En 1942, sur son lieu de travail, il fait partie d'un réseau de
résistance. A la Libération, en septembre 1944, Van Lierde
participe à l'arrestation de collaborateurs, refusant d'être armé
et écuré par la façon dont les vaincus sont traités.
A cette époque, il est profondément immergé dans le monde
catholique (paroisse, scoutisme, mouvance démocrate-chrétienne)
mais, parcourant réunions et meetings, noue également de nombreux
contacts avec les milieux de gauche et libertaires. En 1949, il refuse
de faire son service militaire et est emprisonné. A sa sortie, on lui
interdit de fréquenter sa paroisse et il est démis de ses fonctions
chez les scouts. Entre 1949 et 1952, il effectue trois séjours
en prison, totalisant quinze mois derrière les barreaux. En 1952,
les autorités militaires lui accordent de remplacer son service par un
travail à la mine (sorte de « condamnation aux travaux forcés »),
espérant ainsi se débarrasser d'un énergumène récalcitrant.
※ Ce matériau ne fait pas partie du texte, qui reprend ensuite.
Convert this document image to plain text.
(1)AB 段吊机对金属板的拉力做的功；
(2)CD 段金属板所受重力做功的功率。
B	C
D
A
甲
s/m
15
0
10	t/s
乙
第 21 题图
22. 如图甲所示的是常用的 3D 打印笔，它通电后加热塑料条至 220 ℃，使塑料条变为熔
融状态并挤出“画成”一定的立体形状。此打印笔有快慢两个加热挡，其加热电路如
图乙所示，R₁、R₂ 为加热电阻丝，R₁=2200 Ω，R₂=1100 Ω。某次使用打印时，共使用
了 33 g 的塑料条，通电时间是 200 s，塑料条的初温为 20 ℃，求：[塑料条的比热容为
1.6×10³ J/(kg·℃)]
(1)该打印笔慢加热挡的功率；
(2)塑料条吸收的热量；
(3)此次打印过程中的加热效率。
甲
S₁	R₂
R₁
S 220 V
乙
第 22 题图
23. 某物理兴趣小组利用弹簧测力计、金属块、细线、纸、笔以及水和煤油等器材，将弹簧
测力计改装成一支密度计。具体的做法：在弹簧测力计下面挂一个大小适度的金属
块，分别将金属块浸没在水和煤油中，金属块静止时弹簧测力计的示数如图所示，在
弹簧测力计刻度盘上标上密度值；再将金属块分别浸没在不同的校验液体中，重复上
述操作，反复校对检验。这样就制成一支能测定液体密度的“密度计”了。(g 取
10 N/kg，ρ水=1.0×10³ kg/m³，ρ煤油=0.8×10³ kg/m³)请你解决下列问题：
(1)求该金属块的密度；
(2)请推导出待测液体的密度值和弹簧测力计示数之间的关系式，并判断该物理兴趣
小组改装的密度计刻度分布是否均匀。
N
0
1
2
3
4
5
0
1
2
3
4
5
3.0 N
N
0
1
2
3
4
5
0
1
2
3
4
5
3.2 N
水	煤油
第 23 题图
Il y découvre « l'enfer de la mine » et en profite
pour dénoncer les effroyables conditions de travail et l'exploitation
impitoyable des mineurs, pour la plupart étrangers et non syndiqués.
Cela lui vaut d'être renvoyé après six mois d'activité
et mis à l'index de tous les charbonnages belges. Jean Van Lierde
poursuivra son combat contre le service militaire jusqu'à l'adoption
de la loi sur l'objection de conscience et le service civil en 1964. Durant
les années 60-70, il participe également à l'organisation
de nombreuses manifestations pacifistes et antimilitaristes, à la création
de réseaux pour l'accueil de déserteurs américains de la
guerre du Vietnam, s'appuyant sur l'expérience acquise au sein d'un réseau
d'aide au FLN et aux appelés français réfractaires durant
la guerre d'Algérie. La lutte anticolonialiste est en effet un des autres
piliers de son action. Il souhaite participer à la préparation
d'une indépendance dans les moins mauvaises conditions possibles, en
transmettant l'héritage de la non-violence dans les luttes de libération
et en favorisant le dépassement des clivages ethniques. C'est un proche
de Patrice Lumumba, premier ministre congolais assassiné le 17 janvier
1961 au Katanga. Après une enquête minutieuse, Van Lierde
publie avec le Centre de recherche et d'information sociopolitiques (CRISP),
qu'il a fondé en 1958 avec Jules-Gérard Libois et dont il
fut le secrétaire général pendant vingt-cinq ans, le récit
des « cinquante derniers jours de sa vie », établissant
ainsi les diverses responsabilités. Il se définissait comme un
« militant chrétien aux idées
socialistes et libertaires » et s'éteindra le 15 décembre
2006 à Bruxelles.
(D'après Xavier Bekaert, dans « Alternatives
non violentes » n° 117.)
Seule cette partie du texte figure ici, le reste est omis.